Jason Furman, who chairs the Council of Economic Advisers, spoke at Brookings on Thursday about the significant progress of the labor market since the Great Recession and the challenges ahead. While Chairman Furman spoke mostly about aggregate trends, he also highlighted specific groups that are struggling disproportionately in the recovery, such as young black males. In discussing the labor market, particularly unemployment rates, Furman repeatedly used the “Average in the Last Recovery” (which he defines as the average rates from December 2001 to December 2007) as a benchmark to judge the progress of the current recovery.

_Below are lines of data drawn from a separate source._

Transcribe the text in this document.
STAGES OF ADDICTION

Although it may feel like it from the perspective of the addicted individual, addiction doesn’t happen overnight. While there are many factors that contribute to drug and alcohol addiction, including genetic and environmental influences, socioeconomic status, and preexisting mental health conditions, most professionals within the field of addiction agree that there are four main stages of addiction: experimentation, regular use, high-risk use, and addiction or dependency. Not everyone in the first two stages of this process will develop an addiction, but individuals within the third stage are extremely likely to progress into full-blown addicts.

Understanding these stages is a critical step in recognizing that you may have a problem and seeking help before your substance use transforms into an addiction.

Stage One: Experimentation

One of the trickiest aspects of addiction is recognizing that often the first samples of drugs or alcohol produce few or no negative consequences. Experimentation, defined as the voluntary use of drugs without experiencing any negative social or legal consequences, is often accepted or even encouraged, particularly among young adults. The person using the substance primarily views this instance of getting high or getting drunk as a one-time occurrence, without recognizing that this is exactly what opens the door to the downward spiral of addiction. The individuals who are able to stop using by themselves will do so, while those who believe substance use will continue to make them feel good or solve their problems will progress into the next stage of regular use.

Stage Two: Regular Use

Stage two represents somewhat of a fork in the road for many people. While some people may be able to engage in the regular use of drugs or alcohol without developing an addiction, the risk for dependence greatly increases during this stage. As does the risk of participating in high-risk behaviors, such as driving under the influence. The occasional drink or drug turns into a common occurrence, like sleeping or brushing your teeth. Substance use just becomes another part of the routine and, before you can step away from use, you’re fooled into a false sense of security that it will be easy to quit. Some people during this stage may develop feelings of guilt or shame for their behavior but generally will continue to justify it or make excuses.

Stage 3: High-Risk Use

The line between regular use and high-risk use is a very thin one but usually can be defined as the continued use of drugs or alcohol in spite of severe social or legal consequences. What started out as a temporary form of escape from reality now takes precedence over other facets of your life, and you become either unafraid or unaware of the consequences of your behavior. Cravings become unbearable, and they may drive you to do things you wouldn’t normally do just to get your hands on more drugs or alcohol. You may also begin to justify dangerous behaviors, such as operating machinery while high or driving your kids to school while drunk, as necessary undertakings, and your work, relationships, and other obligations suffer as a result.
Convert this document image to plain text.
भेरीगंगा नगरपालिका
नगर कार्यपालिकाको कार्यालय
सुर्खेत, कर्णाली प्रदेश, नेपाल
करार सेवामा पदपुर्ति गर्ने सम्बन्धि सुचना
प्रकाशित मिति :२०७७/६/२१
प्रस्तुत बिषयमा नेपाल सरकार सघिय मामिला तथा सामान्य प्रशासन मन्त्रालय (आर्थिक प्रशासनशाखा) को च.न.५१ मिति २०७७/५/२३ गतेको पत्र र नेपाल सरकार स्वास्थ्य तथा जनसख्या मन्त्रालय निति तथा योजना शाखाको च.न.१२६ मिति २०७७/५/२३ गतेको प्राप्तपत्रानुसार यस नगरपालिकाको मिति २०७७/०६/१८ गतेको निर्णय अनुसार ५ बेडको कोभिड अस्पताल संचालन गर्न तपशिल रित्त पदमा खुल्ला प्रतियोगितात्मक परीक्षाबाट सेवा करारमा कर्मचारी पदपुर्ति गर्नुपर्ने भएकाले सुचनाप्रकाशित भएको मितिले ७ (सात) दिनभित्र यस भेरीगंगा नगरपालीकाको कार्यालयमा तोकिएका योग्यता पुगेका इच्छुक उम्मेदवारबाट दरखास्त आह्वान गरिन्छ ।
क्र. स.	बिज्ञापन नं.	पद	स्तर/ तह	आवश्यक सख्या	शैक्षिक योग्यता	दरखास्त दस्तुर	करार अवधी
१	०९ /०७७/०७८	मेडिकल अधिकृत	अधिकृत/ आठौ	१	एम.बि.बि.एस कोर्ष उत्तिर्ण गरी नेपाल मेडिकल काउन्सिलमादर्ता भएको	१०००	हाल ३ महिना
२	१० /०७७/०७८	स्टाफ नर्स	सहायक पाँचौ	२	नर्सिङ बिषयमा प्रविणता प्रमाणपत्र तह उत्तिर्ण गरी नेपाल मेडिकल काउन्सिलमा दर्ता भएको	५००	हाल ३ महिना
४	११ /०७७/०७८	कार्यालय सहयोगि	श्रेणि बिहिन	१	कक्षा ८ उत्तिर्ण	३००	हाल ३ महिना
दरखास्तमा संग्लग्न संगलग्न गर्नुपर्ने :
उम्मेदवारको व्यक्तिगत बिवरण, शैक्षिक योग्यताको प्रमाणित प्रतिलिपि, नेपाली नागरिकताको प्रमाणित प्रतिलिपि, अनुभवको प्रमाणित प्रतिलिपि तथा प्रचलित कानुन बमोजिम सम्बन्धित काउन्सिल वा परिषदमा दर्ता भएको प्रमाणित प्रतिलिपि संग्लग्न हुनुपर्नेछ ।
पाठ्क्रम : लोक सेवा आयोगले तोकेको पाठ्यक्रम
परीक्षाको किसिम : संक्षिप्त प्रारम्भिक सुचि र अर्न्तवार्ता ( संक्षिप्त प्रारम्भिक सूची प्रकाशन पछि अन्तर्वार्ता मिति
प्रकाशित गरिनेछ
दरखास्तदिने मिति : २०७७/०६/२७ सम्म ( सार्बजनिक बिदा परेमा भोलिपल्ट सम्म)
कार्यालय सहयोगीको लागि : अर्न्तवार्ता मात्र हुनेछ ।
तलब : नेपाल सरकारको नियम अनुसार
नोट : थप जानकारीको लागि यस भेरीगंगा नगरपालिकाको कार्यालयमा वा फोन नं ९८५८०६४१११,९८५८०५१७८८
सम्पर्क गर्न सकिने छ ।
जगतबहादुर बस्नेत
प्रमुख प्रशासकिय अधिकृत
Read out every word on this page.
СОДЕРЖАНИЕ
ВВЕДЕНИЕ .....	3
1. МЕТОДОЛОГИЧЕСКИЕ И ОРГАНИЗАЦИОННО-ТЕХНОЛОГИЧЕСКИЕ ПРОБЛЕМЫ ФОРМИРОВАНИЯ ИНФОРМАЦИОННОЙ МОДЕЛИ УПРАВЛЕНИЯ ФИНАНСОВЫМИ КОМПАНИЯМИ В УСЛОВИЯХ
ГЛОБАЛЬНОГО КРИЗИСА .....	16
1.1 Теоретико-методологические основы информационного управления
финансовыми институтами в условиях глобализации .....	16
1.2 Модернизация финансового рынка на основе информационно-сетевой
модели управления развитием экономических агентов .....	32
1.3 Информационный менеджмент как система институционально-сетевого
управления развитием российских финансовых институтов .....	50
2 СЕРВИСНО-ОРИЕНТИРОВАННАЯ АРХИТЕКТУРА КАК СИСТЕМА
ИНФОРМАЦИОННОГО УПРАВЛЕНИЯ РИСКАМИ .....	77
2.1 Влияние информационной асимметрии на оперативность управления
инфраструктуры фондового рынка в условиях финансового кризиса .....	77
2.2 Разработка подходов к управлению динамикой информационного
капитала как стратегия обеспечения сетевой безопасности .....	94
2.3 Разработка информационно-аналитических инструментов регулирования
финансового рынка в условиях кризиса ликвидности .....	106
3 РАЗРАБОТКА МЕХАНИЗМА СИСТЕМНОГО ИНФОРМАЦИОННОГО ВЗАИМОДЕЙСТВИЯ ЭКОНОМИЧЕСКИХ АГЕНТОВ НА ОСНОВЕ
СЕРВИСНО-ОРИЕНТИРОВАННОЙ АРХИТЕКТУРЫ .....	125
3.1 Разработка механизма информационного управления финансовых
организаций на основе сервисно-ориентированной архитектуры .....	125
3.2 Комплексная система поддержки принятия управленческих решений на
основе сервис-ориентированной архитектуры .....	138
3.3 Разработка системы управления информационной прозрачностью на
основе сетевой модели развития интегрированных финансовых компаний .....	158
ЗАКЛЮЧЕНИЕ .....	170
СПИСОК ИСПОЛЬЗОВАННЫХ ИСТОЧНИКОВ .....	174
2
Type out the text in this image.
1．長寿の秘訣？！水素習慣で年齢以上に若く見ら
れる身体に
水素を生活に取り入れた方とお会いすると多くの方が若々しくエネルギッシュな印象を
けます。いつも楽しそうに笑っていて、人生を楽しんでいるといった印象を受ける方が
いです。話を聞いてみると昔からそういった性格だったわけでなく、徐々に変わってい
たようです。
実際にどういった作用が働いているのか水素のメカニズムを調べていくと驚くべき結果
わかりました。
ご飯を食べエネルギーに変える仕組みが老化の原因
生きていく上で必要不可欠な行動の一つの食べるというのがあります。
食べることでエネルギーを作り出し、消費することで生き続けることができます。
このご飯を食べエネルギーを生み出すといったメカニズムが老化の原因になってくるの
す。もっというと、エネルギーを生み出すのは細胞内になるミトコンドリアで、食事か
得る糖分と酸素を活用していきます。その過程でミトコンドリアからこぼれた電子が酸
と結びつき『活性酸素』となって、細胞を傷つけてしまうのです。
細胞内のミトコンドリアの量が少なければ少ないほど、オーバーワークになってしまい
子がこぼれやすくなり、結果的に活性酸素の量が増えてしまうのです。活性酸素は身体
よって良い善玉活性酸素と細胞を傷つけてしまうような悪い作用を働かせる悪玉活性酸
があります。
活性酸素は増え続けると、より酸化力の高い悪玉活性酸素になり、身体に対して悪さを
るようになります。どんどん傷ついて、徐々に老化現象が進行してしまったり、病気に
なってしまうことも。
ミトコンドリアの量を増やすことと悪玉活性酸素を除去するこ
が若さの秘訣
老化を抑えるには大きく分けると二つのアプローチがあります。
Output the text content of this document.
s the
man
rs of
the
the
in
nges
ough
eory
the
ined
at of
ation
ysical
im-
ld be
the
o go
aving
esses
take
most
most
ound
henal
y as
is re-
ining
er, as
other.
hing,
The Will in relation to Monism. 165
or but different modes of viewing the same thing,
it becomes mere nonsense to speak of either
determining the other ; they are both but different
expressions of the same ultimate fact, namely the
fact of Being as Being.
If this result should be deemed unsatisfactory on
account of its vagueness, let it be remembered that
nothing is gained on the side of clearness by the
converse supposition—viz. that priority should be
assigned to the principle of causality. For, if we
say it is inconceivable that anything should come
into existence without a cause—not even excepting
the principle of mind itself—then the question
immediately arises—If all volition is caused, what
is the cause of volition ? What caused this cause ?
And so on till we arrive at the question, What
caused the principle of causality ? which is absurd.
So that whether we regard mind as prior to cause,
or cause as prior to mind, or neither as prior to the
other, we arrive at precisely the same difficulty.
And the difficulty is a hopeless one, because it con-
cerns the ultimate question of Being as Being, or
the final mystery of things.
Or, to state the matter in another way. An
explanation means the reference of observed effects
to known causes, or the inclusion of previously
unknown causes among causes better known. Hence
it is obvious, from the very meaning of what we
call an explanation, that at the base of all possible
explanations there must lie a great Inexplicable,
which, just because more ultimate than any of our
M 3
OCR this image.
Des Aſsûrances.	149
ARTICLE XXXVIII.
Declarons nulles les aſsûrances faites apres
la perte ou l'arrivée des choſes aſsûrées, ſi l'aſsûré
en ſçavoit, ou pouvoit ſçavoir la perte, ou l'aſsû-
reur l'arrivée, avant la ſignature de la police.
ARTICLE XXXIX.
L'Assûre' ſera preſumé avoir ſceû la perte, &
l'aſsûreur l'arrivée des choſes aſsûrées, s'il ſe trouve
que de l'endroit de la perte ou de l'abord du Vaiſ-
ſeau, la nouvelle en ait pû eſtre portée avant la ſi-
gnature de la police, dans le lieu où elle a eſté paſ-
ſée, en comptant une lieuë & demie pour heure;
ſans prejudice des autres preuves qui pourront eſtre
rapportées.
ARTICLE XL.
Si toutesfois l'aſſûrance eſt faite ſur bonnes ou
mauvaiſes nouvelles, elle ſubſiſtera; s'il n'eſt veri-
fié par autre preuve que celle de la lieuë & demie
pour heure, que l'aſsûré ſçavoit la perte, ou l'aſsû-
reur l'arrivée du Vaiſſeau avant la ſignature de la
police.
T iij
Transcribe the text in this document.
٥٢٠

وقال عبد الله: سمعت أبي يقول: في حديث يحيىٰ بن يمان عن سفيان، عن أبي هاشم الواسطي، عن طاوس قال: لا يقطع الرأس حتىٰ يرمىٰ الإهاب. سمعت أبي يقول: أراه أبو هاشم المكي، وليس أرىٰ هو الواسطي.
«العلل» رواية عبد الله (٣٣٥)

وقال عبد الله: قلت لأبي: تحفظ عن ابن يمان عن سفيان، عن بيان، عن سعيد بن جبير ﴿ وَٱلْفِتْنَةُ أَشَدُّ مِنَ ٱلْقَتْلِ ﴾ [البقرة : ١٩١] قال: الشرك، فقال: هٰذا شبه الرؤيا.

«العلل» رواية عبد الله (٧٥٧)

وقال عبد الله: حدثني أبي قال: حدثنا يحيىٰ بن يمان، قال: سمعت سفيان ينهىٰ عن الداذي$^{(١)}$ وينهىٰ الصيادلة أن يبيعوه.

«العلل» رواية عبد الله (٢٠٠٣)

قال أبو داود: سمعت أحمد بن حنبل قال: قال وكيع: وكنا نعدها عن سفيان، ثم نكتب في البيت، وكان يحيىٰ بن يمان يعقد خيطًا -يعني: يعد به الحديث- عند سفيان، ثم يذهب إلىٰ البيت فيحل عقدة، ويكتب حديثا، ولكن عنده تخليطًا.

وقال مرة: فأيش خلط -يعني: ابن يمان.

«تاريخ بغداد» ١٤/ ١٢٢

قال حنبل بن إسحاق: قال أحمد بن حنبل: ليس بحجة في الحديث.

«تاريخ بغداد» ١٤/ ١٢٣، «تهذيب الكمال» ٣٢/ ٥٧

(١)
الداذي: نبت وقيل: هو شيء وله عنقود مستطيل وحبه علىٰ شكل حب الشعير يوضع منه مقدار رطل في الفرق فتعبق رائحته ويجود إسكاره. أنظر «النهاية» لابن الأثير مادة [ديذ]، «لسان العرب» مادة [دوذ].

While getting back to unemployment rates we have not seen since before 2007 would be a large improvement, a talk discussing “Opportunities and Challenges in the U.S. Labor Market” can set more ambitious goals for the economy, such as a full employment economy. While Bob Rubin, who moderated the session, repeatedly asked questions about marginalized workers and full employment, Furman refocused the discussion towards closing gaps that started during the Great Recession. Unfortunately, the economy before the Great Recession was not characterized by broad-based economic growth, so there is little reason to only focus on that goal.

For example, real wages for non-supervisory production workers increased from $18.38 to $18.66 from 2000 to 2007, a seven year gain of just 1.6%. Similarly, the unemployment rate for African Americans was 0.7 percentage points lower in 2000 (7.6 percent) than in 2007 (8.3 percent) while the average for the recovery was 2 percentage points higher at 9.6 percent. Even worse, the black teen unemployment rate jumped from 2000 (24.3 percent) to 2007 (29.3 percent) while the recovery average was 30.7 percent. These numbers question whether or not the average from the last recovery is the best goal to set.

Furthermore, a recovery mentality encourages policy makers to focus on fixing the engines of the economy that have been sluggish since 2007. While some of these engines deserve focus, others, such as the bubble-driven boom in housing construction, should not recover. Instead, policy makers should examine new paths forward that address future economic challenges. For example, pushing for massive public investment in the green economy would both provide much-needed jobs and also help the United States address climate change. Given where the economy is in 2014, the average for the last recovery would be a big improvement, but it still would not get us to an economy that works for everyone.

Note: Data is from the Bureau of Labor Statistics.